El arco iris de gravedad — Diario de lectura (1)

PÁGS. 1–16

Empiezo hoy la lectura de “El arco iris de gravedad”, de Thomas Pynchon, en su versión epub (convertida a mobi en el Calibre) descargado de epublibre.org. Creo que la traducción es la misma de Tusquets en Argentina.

La novela abre con un párrafo de dos oraciones: “Llega un grito a través del cielo. Ya ha ocurrido otras veces, pero ahora no hay nada con que compararlo.”

La frase contiene resonancias bíblicas, como si fuera el Génesis pero desquiciado: en lugar de la voz de Dios creando las cosas, un grito incomparable, desaforado. El escenario es Inglaterra, Chelsea más precisamente, durante la Segunda Guerra. Un acontecimiento inaudito para la Humanidad por su envergadura, su ferocidad, etc. Acá Castellani, y otros autores en otros lugares también, relacionaron algunas cuestiones de la Segunda Guerra –la bomba atómica, la lluvia de acero desde el cielo, los tanques y aviones- con pasajes y profecías del Apokalipsis de San Juan. Entonces, este primer párrafo de la novela podría funcionar como un preámbulo apocalíptico, de tono escritural.

Un poco más adelante se menciona a unos “viejos veteranos todavía impresionados por un armamento obsoleto hace veinte años”. Ahí está la sorpresa, la novedad, incluso en tipos que son veteranos de la Primera Guerra, en la cual ya había cambiado radicalmente la guerra para siempre con la transformación de la caballería tradicional en mecanizada, con el aeroplano y armas de repetición.

Aparece un personaje principal: Geoffrey “Pirata” Prentice, paracaidista, miembro de algo llamado Special Operations Executive, famoso por sus desayunos con bananas y hombre a cargo de unos hombres en una especie de hotel. También un tal Teddy Bloat, compañero “gracioso”, aparentemente, de Pirata. Después otros hombres.

Madrugada. Pirata ve despegar un misil desde el Este. Un rato después recibe un llamado avisándole que llegó su correo en ese mismo misil.

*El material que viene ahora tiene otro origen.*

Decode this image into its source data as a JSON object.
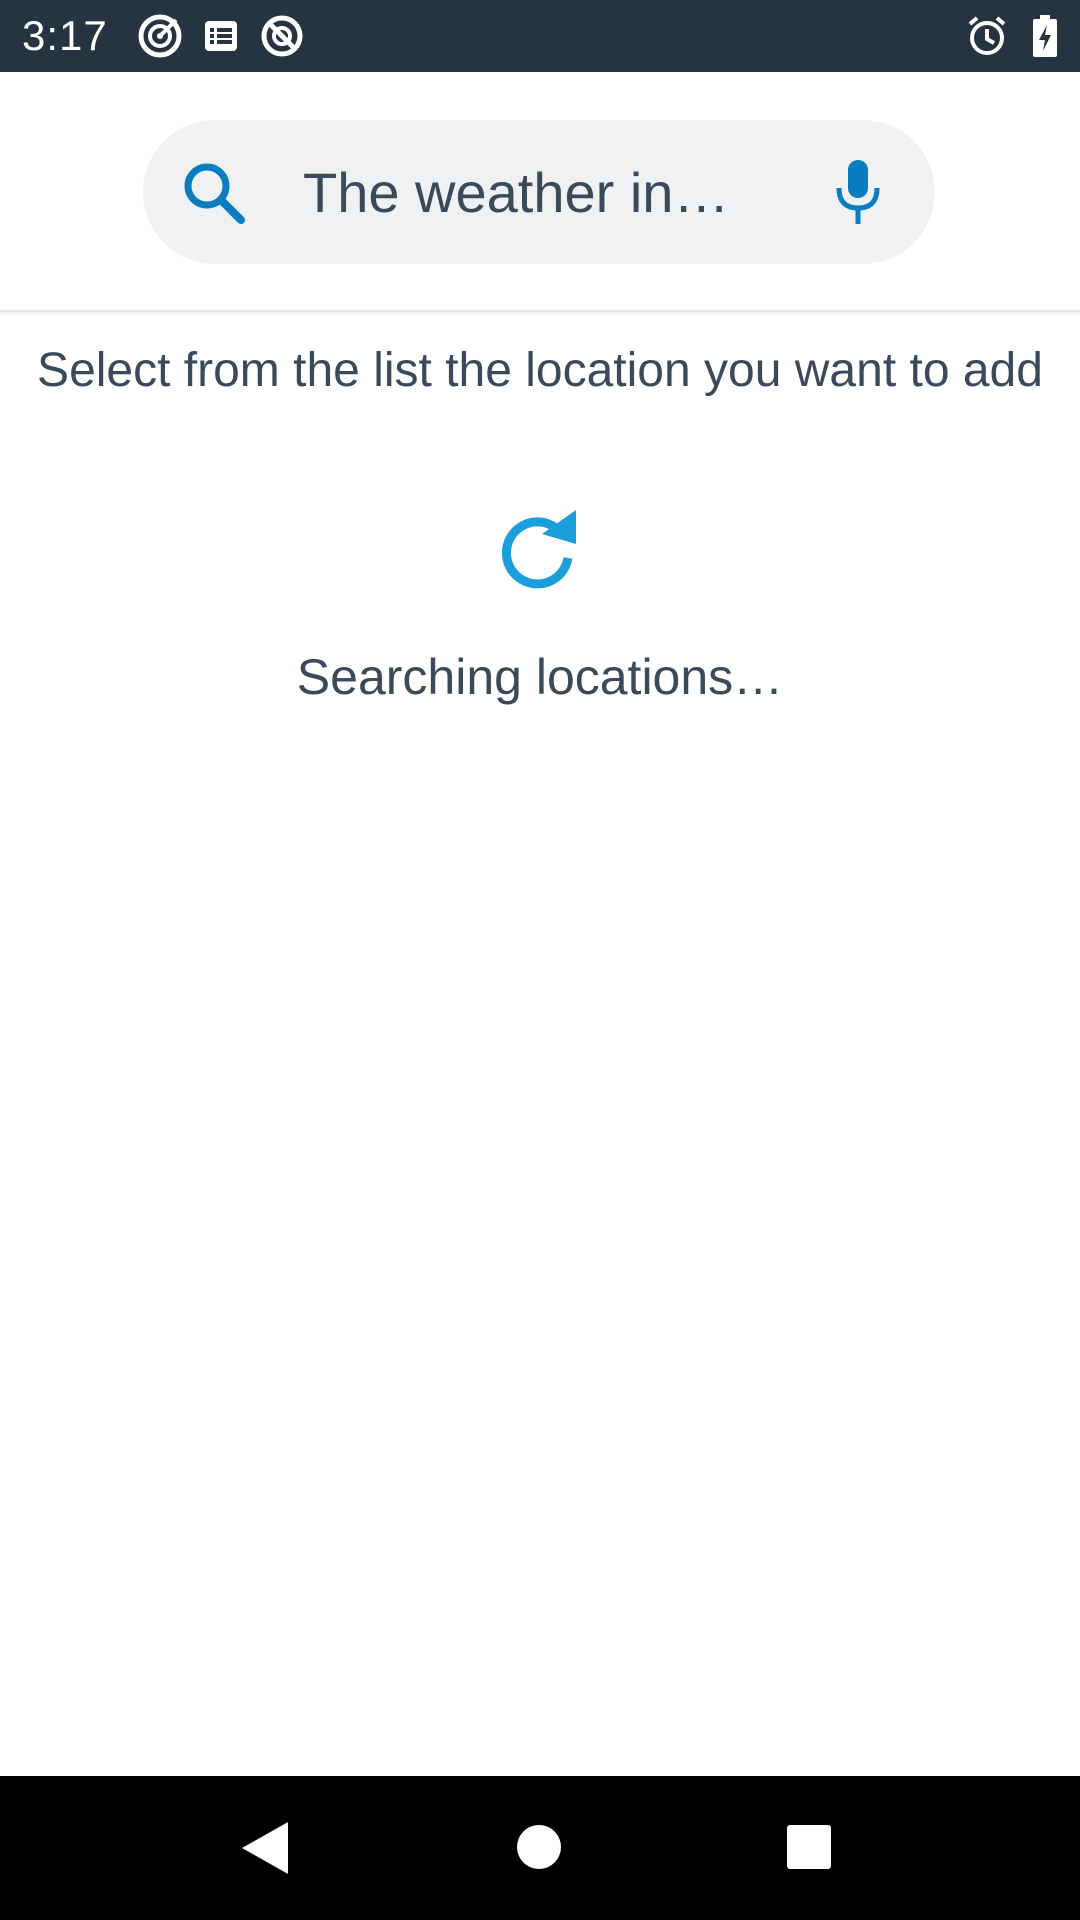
{
  "status_bar": {
    "time": "3:17",
    "left_icons": [
      "target-icon",
      "list-icon",
      "blocked-icon"
    ],
    "right_icons": [
      "alarm-icon",
      "battery-charging-icon"
    ]
  },
  "search": {
    "placeholder": "The weather in…",
    "value": ""
  },
  "content": {
    "instruction": "Select from the list the location you want to add",
    "status": "Searching locations…"
  },
  "nav_bar": {
    "buttons": [
      "back-icon",
      "home-icon",
      "recents-icon"
    ]
  },
  "colors": {
    "status_bar_bg": "#263340",
    "accent": "#0a7cc0",
    "refresh": "#1a9fdc",
    "text": "#3a4a5a",
    "search_bg": "#eff1f3"
  }
}
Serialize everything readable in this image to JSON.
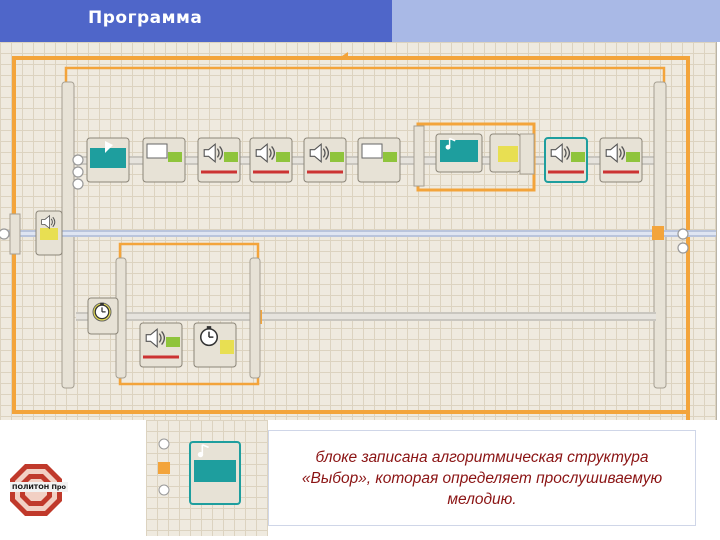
{
  "window": {
    "title": "Программа",
    "accent_dark": "#4f66c9",
    "accent_light": "#a9b9e6"
  },
  "program": {
    "wire_color": "#f3a43b",
    "block_colors": {
      "sound": "#8fc43c",
      "switch": "#1e9e9e",
      "wait": "#e8df52",
      "frame": "#e7e2d6"
    },
    "top_row_blocks": [
      {
        "icon": "switch-icon"
      },
      {
        "icon": "move-icon"
      },
      {
        "icon": "speaker-icon"
      },
      {
        "icon": "speaker-icon"
      },
      {
        "icon": "speaker-icon"
      },
      {
        "icon": "move-icon"
      },
      {
        "icon": "switch-icon"
      },
      {
        "icon": "touch-sensor-icon"
      },
      {
        "icon": "speaker-icon"
      },
      {
        "icon": "speaker-icon"
      }
    ],
    "middle_block": {
      "icon": "speaker-icon"
    },
    "lower_blocks": [
      {
        "icon": "timer-icon"
      },
      {
        "icon": "speaker-icon"
      },
      {
        "icon": "timer-icon"
      }
    ]
  },
  "preview": {
    "icon": "switch-icon"
  },
  "caption": {
    "text": "блоке записана алгоритмическая структура «Выбор», которая определяет прослушиваемую мелодию."
  },
  "logo": {
    "label": "ПОЛИТОН Про",
    "color": "#c0392b"
  }
}
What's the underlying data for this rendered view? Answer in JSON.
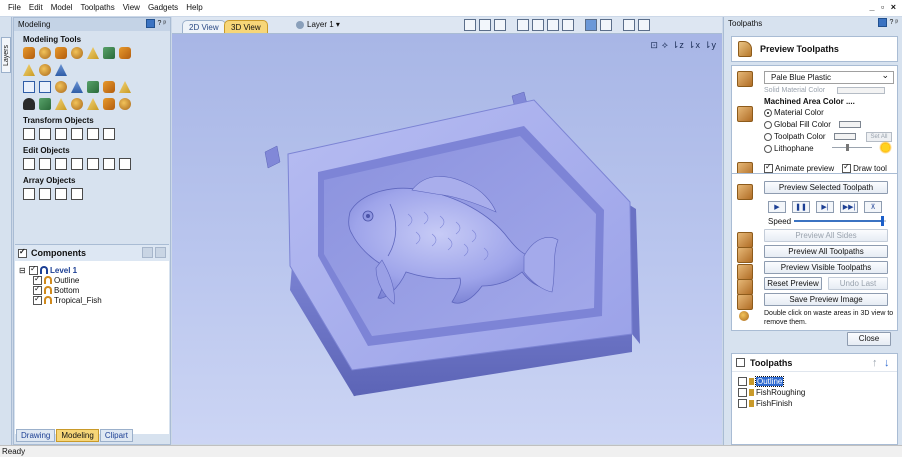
{
  "menu": [
    "File",
    "Edit",
    "Model",
    "Toolpaths",
    "View",
    "Gadgets",
    "Help"
  ],
  "window_controls": "_ ▫ ×",
  "layers_tab": "Layers",
  "left_panel": {
    "title": "Modeling",
    "header_buttons": "? ᵖ",
    "sections": {
      "modeling_tools": "Modeling Tools",
      "transform_objects": "Transform Objects",
      "edit_objects": "Edit Objects",
      "array_objects": "Array Objects"
    },
    "components": {
      "title": "Components",
      "items": [
        {
          "label": "Level 1",
          "level": 1,
          "checked": true
        },
        {
          "label": "Outline",
          "level": 2,
          "checked": true
        },
        {
          "label": "Bottom",
          "level": 2,
          "checked": true
        },
        {
          "label": "Tropical_Fish",
          "level": 2,
          "checked": true
        }
      ]
    },
    "bottom_tabs": [
      {
        "label": "Drawing",
        "active": false
      },
      {
        "label": "Modeling",
        "active": true
      },
      {
        "label": "Clipart",
        "active": false
      }
    ]
  },
  "view": {
    "tabs": [
      {
        "label": "2D View",
        "active": false
      },
      {
        "label": "3D View",
        "active": true
      }
    ],
    "layer_selector": "Layer 1 ▾"
  },
  "right_panel": {
    "title": "Toolpaths",
    "header_buttons": "? ᵖ",
    "preview": {
      "title": "Preview Toolpaths",
      "material_select": "Pale Blue Plastic",
      "solid_material_color": "Solid Material Color",
      "machined_area_title": "Machined Area Color ....",
      "color_options": [
        {
          "label": "Material Color",
          "selected": true
        },
        {
          "label": "Global Fill Color",
          "selected": false
        },
        {
          "label": "Toolpath Color",
          "selected": false
        },
        {
          "label": "Lithophane",
          "selected": false
        }
      ],
      "set_all": "Set All",
      "animate_preview": "Animate preview",
      "draw_tool": "Draw tool",
      "animate_checked": true,
      "draw_tool_checked": true,
      "preview_selected_toolpath": "Preview Selected Toolpath",
      "playback": [
        "▶",
        "❚❚",
        "▶|",
        "▶▶|",
        "⊼"
      ],
      "speed_label": "Speed",
      "speed_value": 0.97,
      "preview_all_sides": "Preview All Sides",
      "preview_all_toolpaths": "Preview All Toolpaths",
      "preview_visible_toolpaths": "Preview Visible Toolpaths",
      "reset_preview": "Reset Preview",
      "undo_last": "Undo Last",
      "save_preview_image": "Save Preview Image",
      "hint": "Double click on waste areas in 3D view to remove them.",
      "close": "Close"
    },
    "toolpaths": {
      "title": "Toolpaths",
      "items": [
        {
          "label": "Outline",
          "selected": true
        },
        {
          "label": "FishRoughing",
          "selected": false
        },
        {
          "label": "FishFinish",
          "selected": false
        }
      ]
    }
  },
  "status": "Ready",
  "colors": {
    "accent_tab": "#f7d678",
    "model_fill": "#8c93e0",
    "viewport_bg": "#b3c0ea"
  }
}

Leo en el viaje en tren. En la estación de Flores una vieja muy vieja es asistida por varias personas. Al parecer la estafaron con un remis y tiene que volver a Merlo. Le dan agua, un banquito. Un tipo que va para Merlo se ofrece a acompañarla hasta su destino. La gente que la ayuda dice constantemente “así está el país” en referencia al remisero estafador y su inmoralidad, incluso sin darse cuenta de lo que ellos mismos están haciendo –ayudar sin interés alguno, por pura compasión- y sin percatarse de que ellos también son “el país”.